To affect such rapid change, policy makers, think tanks, and others have suggested that finance will need to play an important role.  There have been calls for institutional investors to shift their investments away from firms based on the carbon economy and into green and other sustainable industries.  While some models suggest that Green investments may not be the most optimal with respect to expected returns, the utility of consumers is maximized and the reduction in the cost of capital for green firms incentivizes adoption of Green technologies more broadly.  There are signs that finance is beginning to take this task seriously with many green and sustainability funds established to meet this challenge.
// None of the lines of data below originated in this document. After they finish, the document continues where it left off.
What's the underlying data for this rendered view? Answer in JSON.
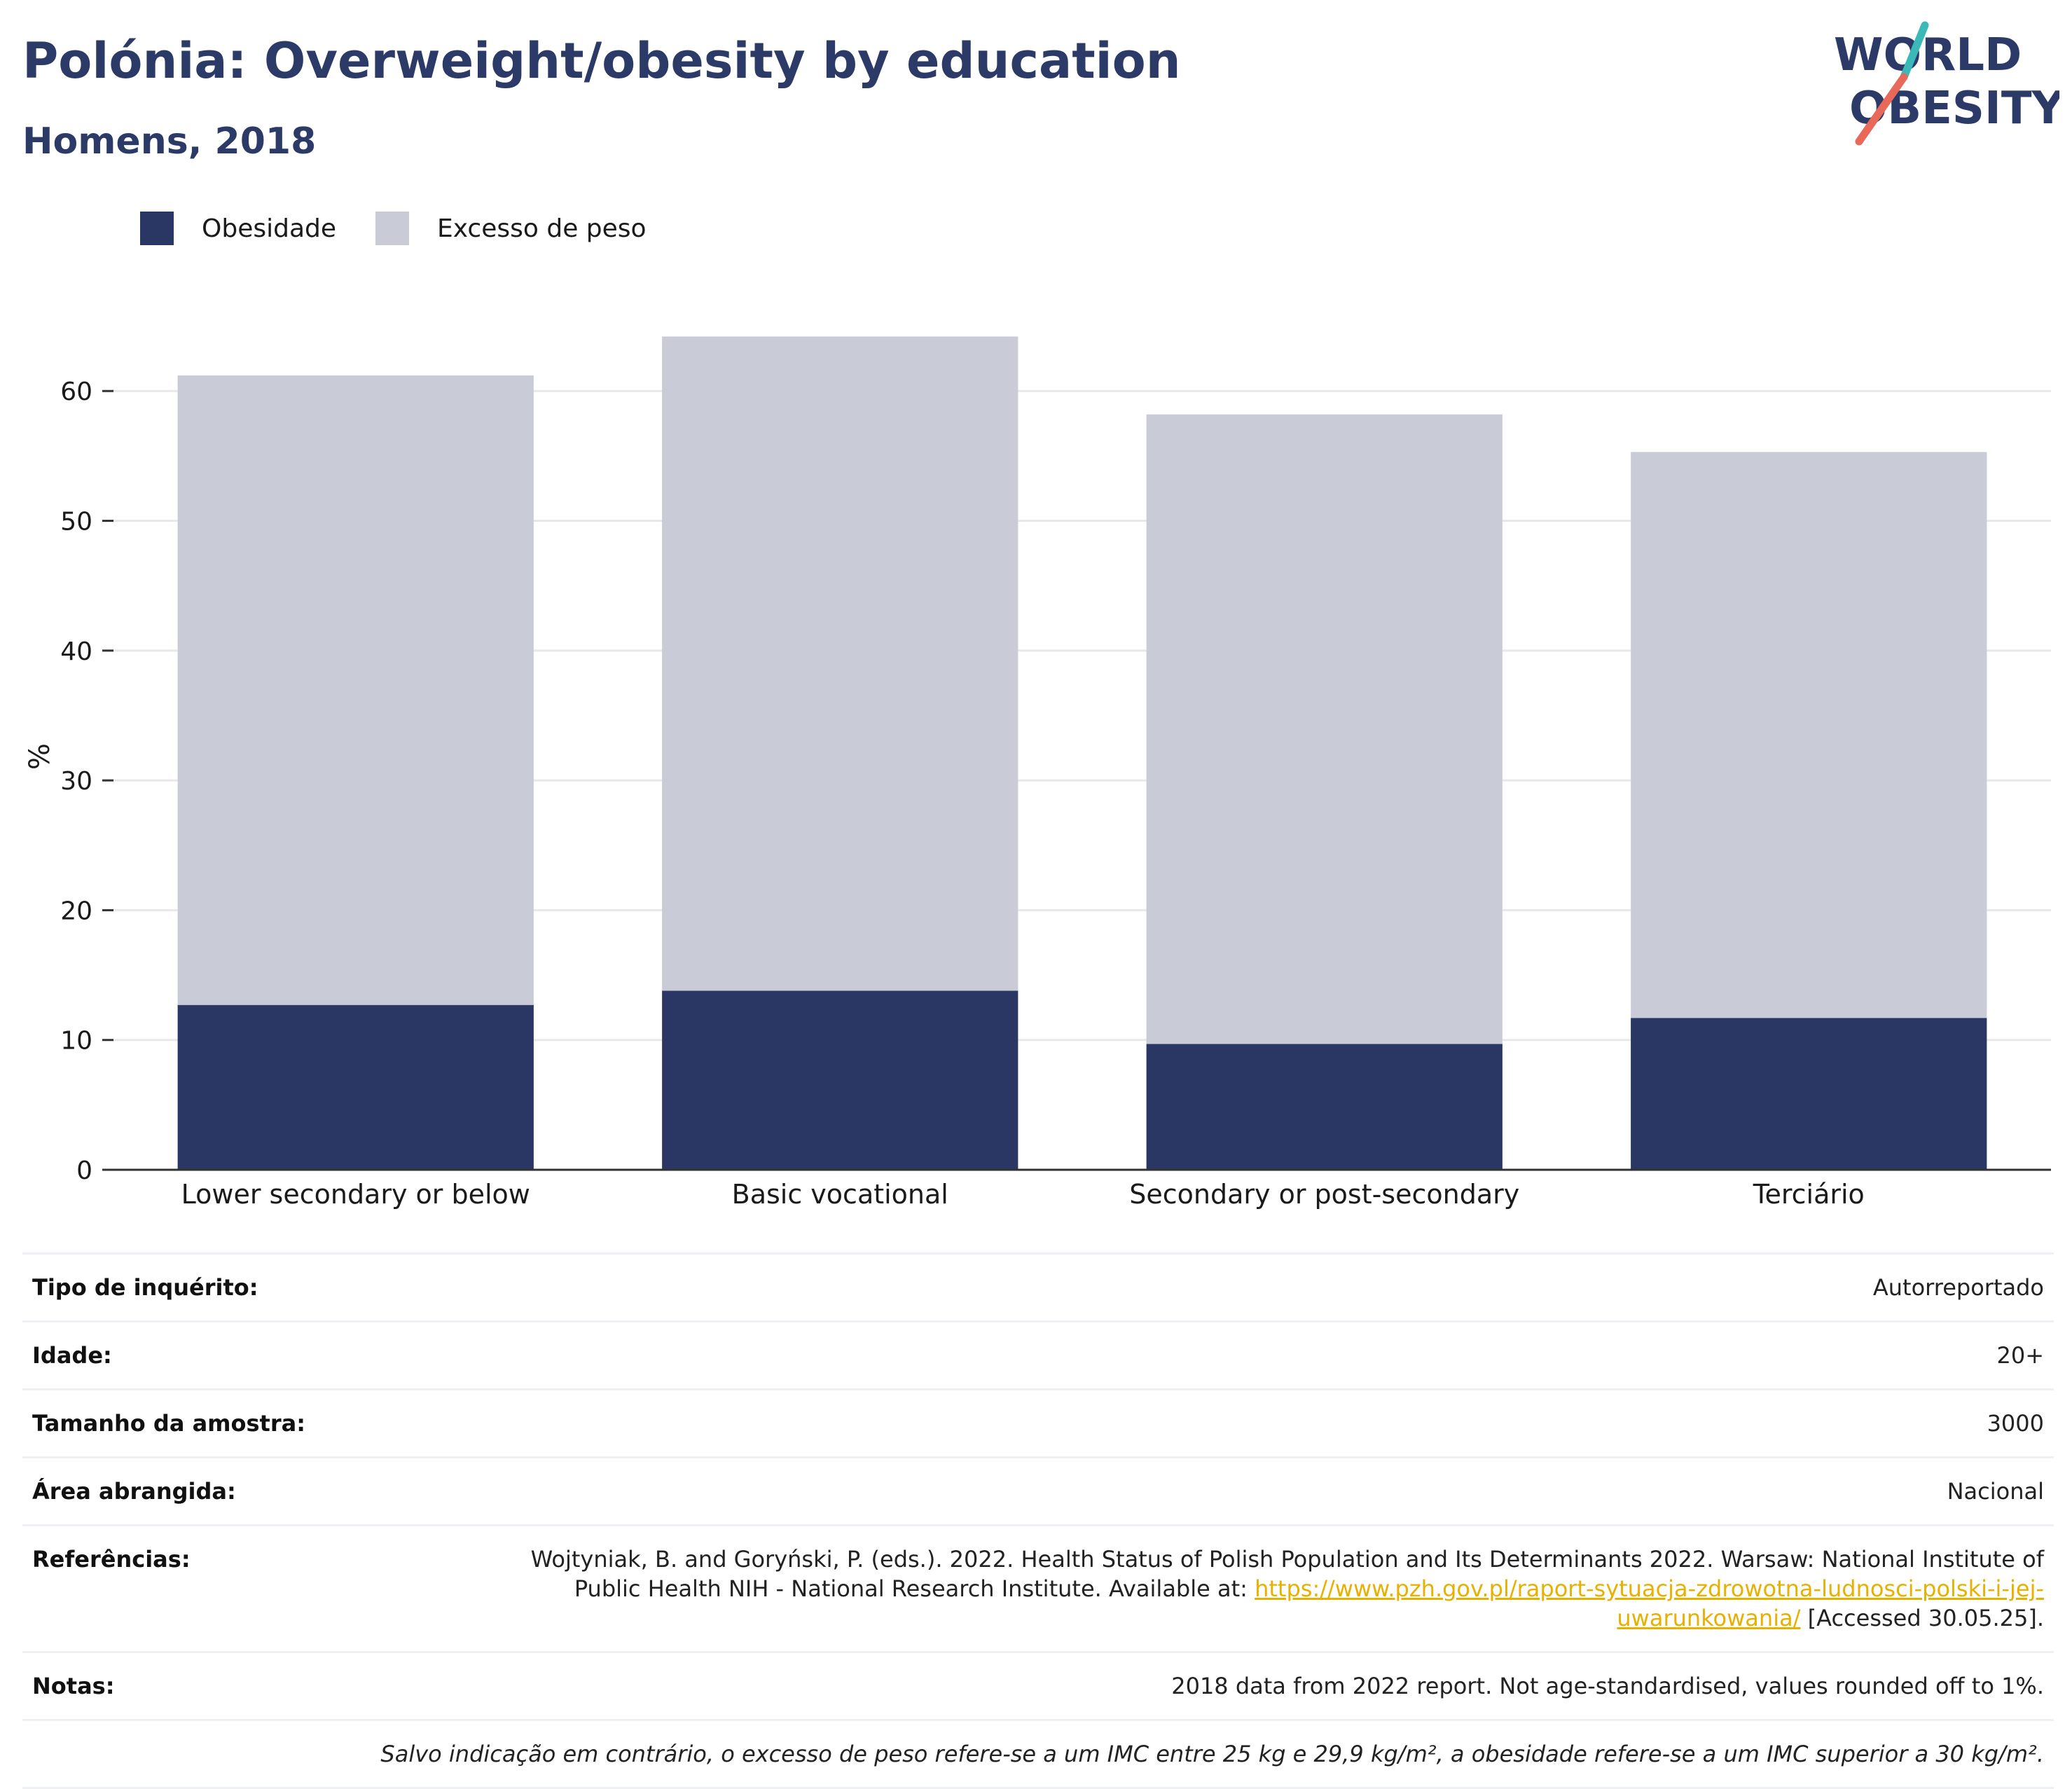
{
  "header": {
    "title": "Polónia: Overweight/obesity by education",
    "subtitle": "Homens, 2018"
  },
  "logo": {
    "line1": "WORLD",
    "line2": "OBESITY"
  },
  "colors": {
    "obesity": "#2a3664",
    "overweight": "#c9cbd7",
    "title": "#2b3a67",
    "logo_teal": "#3bb8b8",
    "logo_coral": "#e8685a"
  },
  "legend": [
    {
      "label": "Obesidade",
      "color": "#2a3664"
    },
    {
      "label": "Excesso de peso",
      "color": "#c9cbd7"
    }
  ],
  "chart_data": {
    "type": "bar",
    "stacked": true,
    "categories": [
      "Lower secondary or below",
      "Basic vocational",
      "Secondary or post-secondary",
      "Terciário"
    ],
    "series": [
      {
        "name": "Obesidade",
        "values": [
          12.7,
          13.8,
          9.7,
          11.7
        ]
      },
      {
        "name": "Excesso de peso",
        "values": [
          48.5,
          50.4,
          48.5,
          43.6
        ]
      }
    ],
    "ylabel": "%",
    "ylim": [
      0,
      68
    ],
    "yticks": [
      0,
      10,
      20,
      30,
      40,
      50,
      60
    ],
    "grid": true,
    "legend_position": "top-left"
  },
  "info": {
    "survey_type": {
      "label": "Tipo de inquérito:",
      "value": "Autorreportado"
    },
    "age": {
      "label": "Idade:",
      "value": "20+"
    },
    "sample_size": {
      "label": "Tamanho da amostra:",
      "value": "3000"
    },
    "area": {
      "label": "Área abrangida:",
      "value": "Nacional"
    },
    "references": {
      "label": "Referências:",
      "text_before": "Wojtyniak, B. and Goryński, P. (eds.). 2022. Health Status of Polish Population and Its Determinants 2022. Warsaw: National Institute of Public Health NIH - National Research Institute. Available at: ",
      "link": "https://www.pzh.gov.pl/raport-sytuacja-zdrowotna-ludnosci-polski-i-jej-uwarunkowania/",
      "text_after": " [Accessed 30.05.25]."
    },
    "notes": {
      "label": "Notas:",
      "value": "2018 data from 2022 report. Not age-standardised, values rounded off to 1%."
    },
    "footnote": "Salvo indicação em contrário, o excesso de peso refere-se a um IMC entre 25 kg e 29,9 kg/m², a obesidade refere-se a um IMC superior a 30 kg/m²."
  }
}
However, full divestment or even an actual shift to investing only in green/sustainable companies remains to be seen.  One of the worlds largest institutional investor has significant holdings in fossil fuel companies and the prospect of lower returns has made it difficult for some firms to put money where their mouth is.  Increasingly, the pejorative term “greenwashing” is being used to describe financial firms who give the impression they are doing environmentally sound investing without actually doing so.  Regulators have come in to try and set standards to make it more clear whether funds are actually meeting the sustainable investing standards they say they are.
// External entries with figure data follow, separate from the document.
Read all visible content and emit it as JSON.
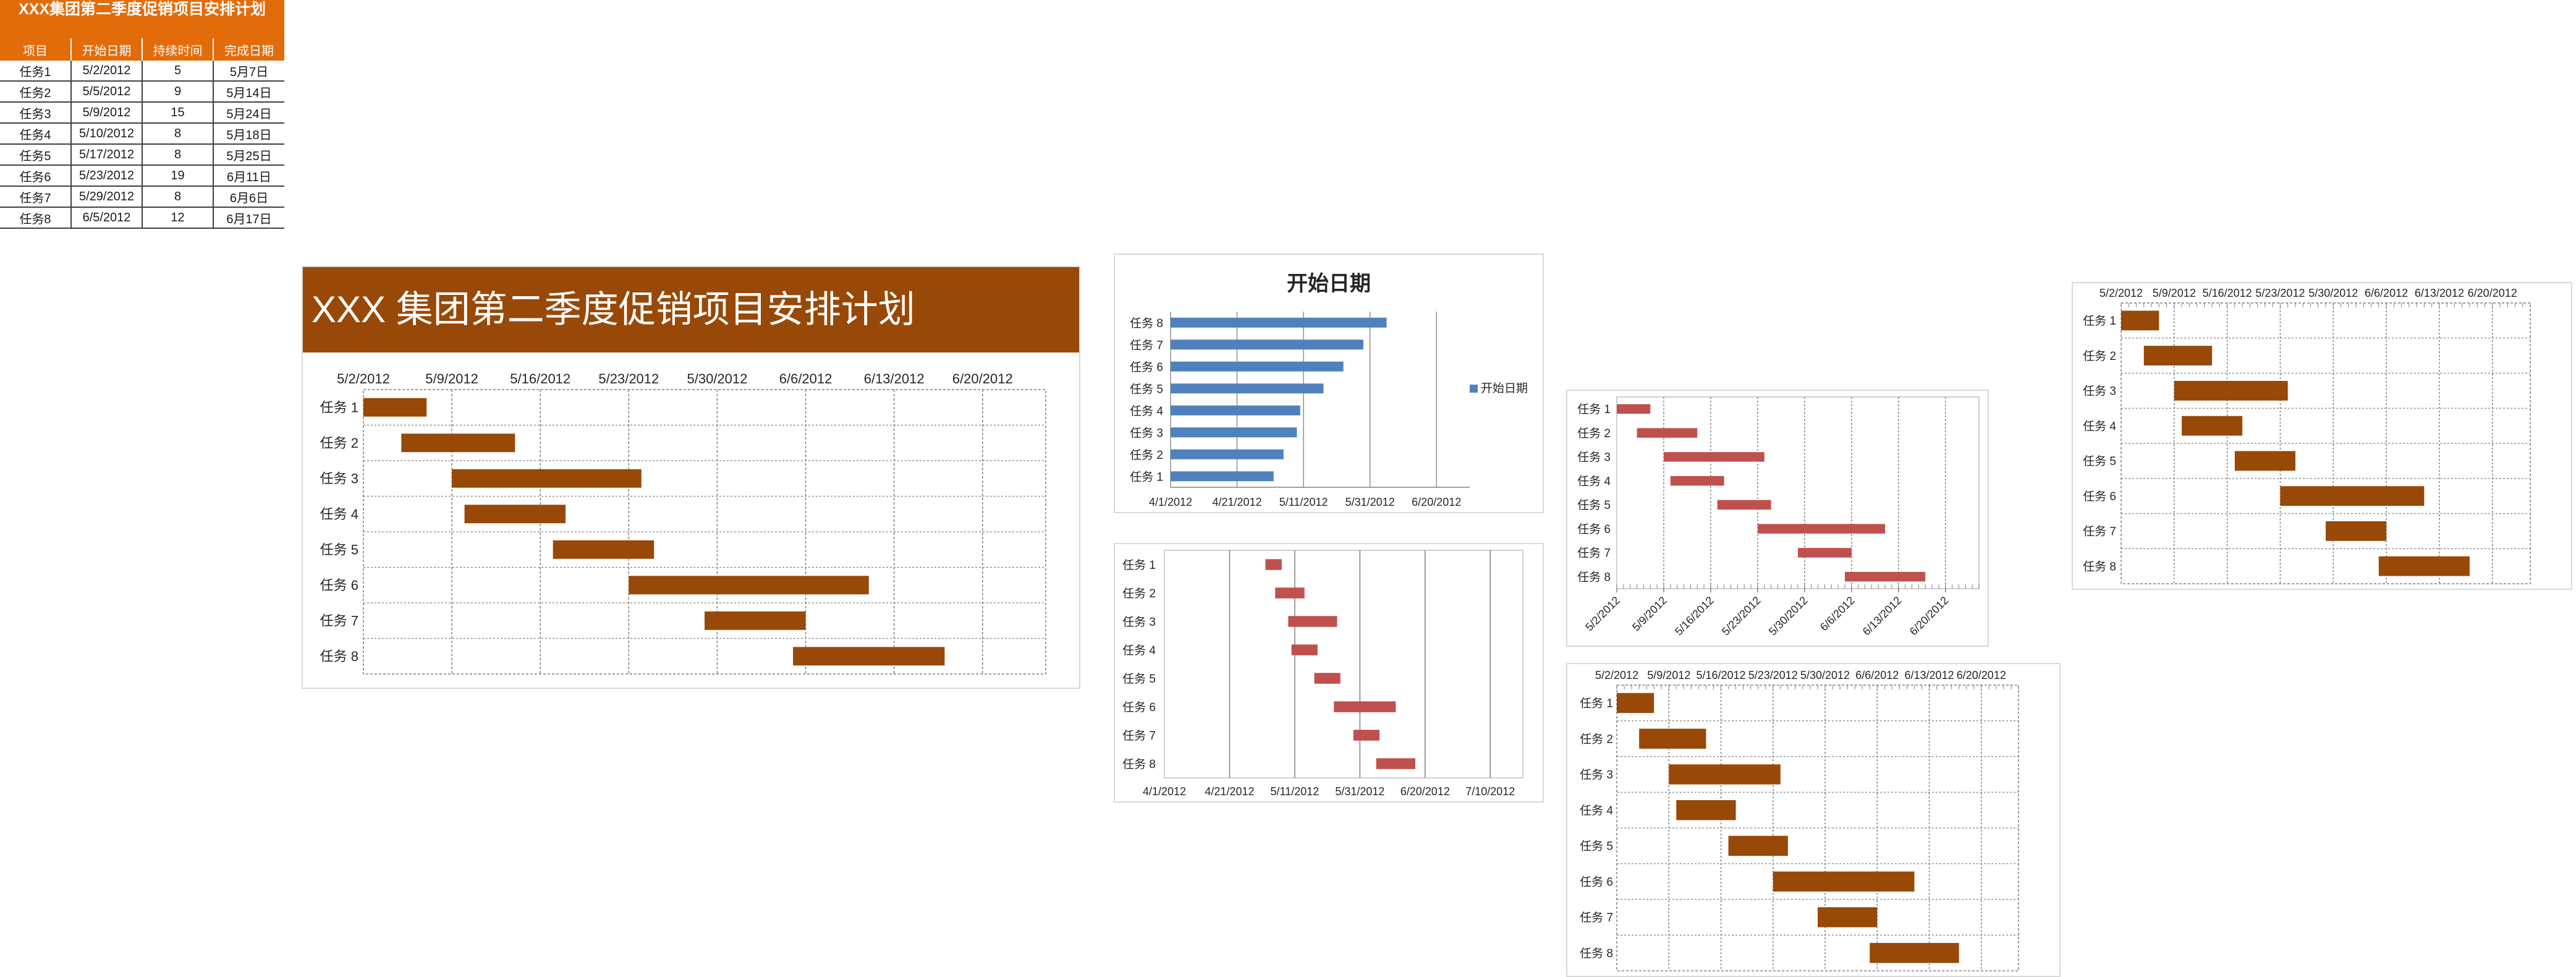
{
  "table": {
    "title": "XXX集团第二季度促销项目安排计划",
    "headers": [
      "项目",
      "开始日期",
      "持续时间",
      "完成日期"
    ],
    "rows": [
      [
        "任务1",
        "5/2/2012",
        "5",
        "5月7日"
      ],
      [
        "任务2",
        "5/5/2012",
        "9",
        "5月14日"
      ],
      [
        "任务3",
        "5/9/2012",
        "15",
        "5月24日"
      ],
      [
        "任务4",
        "5/10/2012",
        "8",
        "5月18日"
      ],
      [
        "任务5",
        "5/17/2012",
        "8",
        "5月25日"
      ],
      [
        "任务6",
        "5/23/2012",
        "19",
        "6月11日"
      ],
      [
        "任务7",
        "5/29/2012",
        "8",
        "6月6日"
      ],
      [
        "任务8",
        "6/5/2012",
        "12",
        "6月17日"
      ]
    ]
  },
  "colors": {
    "table_header": "#e36c0a",
    "gantt_bar": "#984807",
    "start_bar": "#4f81bd",
    "red_bar": "#c0504d"
  },
  "chart_data": [
    {
      "id": "main",
      "type": "bar",
      "title": "XXX 集团第二季度促销项目安排计划",
      "orientation": "horizontal-stacked-gantt",
      "categories": [
        "任务 1",
        "任务 2",
        "任务 3",
        "任务 4",
        "任务 5",
        "任务 6",
        "任务 7",
        "任务 8"
      ],
      "series": [
        {
          "start": [
            "2012-05-02",
            "2012-05-05",
            "2012-05-09",
            "2012-05-10",
            "2012-05-17",
            "2012-05-23",
            "2012-05-29",
            "2012-06-05"
          ],
          "duration_days": [
            5,
            9,
            15,
            8,
            8,
            19,
            8,
            12
          ]
        }
      ],
      "x_range": [
        "2012-05-02",
        "2012-06-25"
      ],
      "x_ticks": [
        "5/2/2012",
        "5/9/2012",
        "5/16/2012",
        "5/23/2012",
        "5/30/2012",
        "6/6/2012",
        "6/13/2012",
        "6/20/2012"
      ],
      "x_axis_position": "top",
      "grid": true,
      "bar_color": "#984807"
    },
    {
      "id": "start",
      "type": "bar",
      "title": "开始日期",
      "orientation": "horizontal",
      "categories": [
        "任务 1",
        "任务 2",
        "任务 3",
        "任务 4",
        "任务 5",
        "任务 6",
        "任务 7",
        "任务 8"
      ],
      "series": [
        {
          "name": "开始日期",
          "values": [
            "2012-05-02",
            "2012-05-05",
            "2012-05-09",
            "2012-05-10",
            "2012-05-17",
            "2012-05-23",
            "2012-05-29",
            "2012-06-05"
          ]
        }
      ],
      "x_range": [
        "2012-04-01",
        "2012-06-30"
      ],
      "x_ticks": [
        "4/1/2012",
        "4/21/2012",
        "5/11/2012",
        "5/31/2012",
        "6/20/2012"
      ],
      "legend": "right",
      "grid": true,
      "bar_color": "#4f81bd"
    },
    {
      "id": "red_a",
      "type": "bar",
      "orientation": "horizontal-stacked-gantt",
      "categories": [
        "任务 1",
        "任务 2",
        "任务 3",
        "任务 4",
        "任务 5",
        "任务 6",
        "任务 7",
        "任务 8"
      ],
      "series": [
        {
          "start": [
            "2012-05-02",
            "2012-05-05",
            "2012-05-09",
            "2012-05-10",
            "2012-05-17",
            "2012-05-23",
            "2012-05-29",
            "2012-06-05"
          ],
          "duration_days": [
            5,
            9,
            15,
            8,
            8,
            19,
            8,
            12
          ]
        }
      ],
      "x_range": [
        "2012-04-01",
        "2012-07-20"
      ],
      "x_ticks": [
        "4/1/2012",
        "4/21/2012",
        "5/11/2012",
        "5/31/2012",
        "6/20/2012",
        "7/10/2012"
      ],
      "grid": true,
      "bar_color": "#c0504d"
    },
    {
      "id": "red_b",
      "type": "bar",
      "orientation": "horizontal-stacked-gantt",
      "categories": [
        "任务 1",
        "任务 2",
        "任务 3",
        "任务 4",
        "任务 5",
        "任务 6",
        "任务 7",
        "任务 8"
      ],
      "series": [
        {
          "start": [
            "2012-05-02",
            "2012-05-05",
            "2012-05-09",
            "2012-05-10",
            "2012-05-17",
            "2012-05-23",
            "2012-05-29",
            "2012-06-05"
          ],
          "duration_days": [
            5,
            9,
            15,
            8,
            8,
            19,
            8,
            12
          ]
        }
      ],
      "x_range": [
        "2012-05-02",
        "2012-06-25"
      ],
      "x_ticks": [
        "5/2/2012",
        "5/9/2012",
        "5/16/2012",
        "5/23/2012",
        "5/30/2012",
        "6/6/2012",
        "6/13/2012",
        "6/20/2012"
      ],
      "x_tick_rotation": "diagonal",
      "grid": true,
      "bar_color": "#c0504d"
    },
    {
      "id": "gantt_b",
      "type": "bar",
      "orientation": "horizontal-stacked-gantt",
      "categories": [
        "任务 1",
        "任务 2",
        "任务 3",
        "任务 4",
        "任务 5",
        "任务 6",
        "任务 7",
        "任务 8"
      ],
      "series": [
        {
          "start": [
            "2012-05-02",
            "2012-05-05",
            "2012-05-09",
            "2012-05-10",
            "2012-05-17",
            "2012-05-23",
            "2012-05-29",
            "2012-06-05"
          ],
          "duration_days": [
            5,
            9,
            15,
            8,
            8,
            19,
            8,
            12
          ]
        }
      ],
      "x_range": [
        "2012-05-02",
        "2012-06-25"
      ],
      "x_ticks": [
        "5/2/2012",
        "5/9/2012",
        "5/16/2012",
        "5/23/2012",
        "5/30/2012",
        "6/6/2012",
        "6/13/2012",
        "6/20/2012"
      ],
      "x_axis_position": "top",
      "grid": true,
      "bar_color": "#984807"
    },
    {
      "id": "gantt_c",
      "type": "bar",
      "orientation": "horizontal-stacked-gantt",
      "categories": [
        "任务 1",
        "任务 2",
        "任务 3",
        "任务 4",
        "任务 5",
        "任务 6",
        "任务 7",
        "任务 8"
      ],
      "series": [
        {
          "start": [
            "2012-05-02",
            "2012-05-05",
            "2012-05-09",
            "2012-05-10",
            "2012-05-17",
            "2012-05-23",
            "2012-05-29",
            "2012-06-05"
          ],
          "duration_days": [
            5,
            9,
            15,
            8,
            8,
            19,
            8,
            12
          ]
        }
      ],
      "x_range": [
        "2012-05-02",
        "2012-06-25"
      ],
      "x_ticks": [
        "5/2/2012",
        "5/9/2012",
        "5/16/2012",
        "5/23/2012",
        "5/30/2012",
        "6/6/2012",
        "6/13/2012",
        "6/20/2012"
      ],
      "x_axis_position": "top",
      "grid": true,
      "bar_color": "#984807"
    }
  ]
}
Other approaches to tackling the issue have focused on changing how corporations behave through affecting change in how they are governed.  Funds have also been established with the goal of investing in companies that only meet high standards of social welfare and governance.  The idea is that a company that takes a longer, stakeholder view can better address the climate issue and other social issues more generally.  Recent moves by the US have shored up the application of ESG standards to corporate behaviour with the new Biden Administration.  However, the difficulty of managing companies generally and the separation of ownership from control raises questions as to how much day-to-day operations can be changed from such a top-down approach.

Where do we go from here?

There is much going on in the world of finance at this moment.  It is very likely that the landscape of what finance is will be very different in the future than what it is now. However, it is an open question whether these transformations represent something completely different than what we have seen in the past or if it is simply just a simple evolution of traditional finance into its more modern form. What is clear is that a serious discussion of these developments is needed.  Academics need to be receptive to focusing on these new innovations and to try to understand why they have emerged and what their likely effects will be.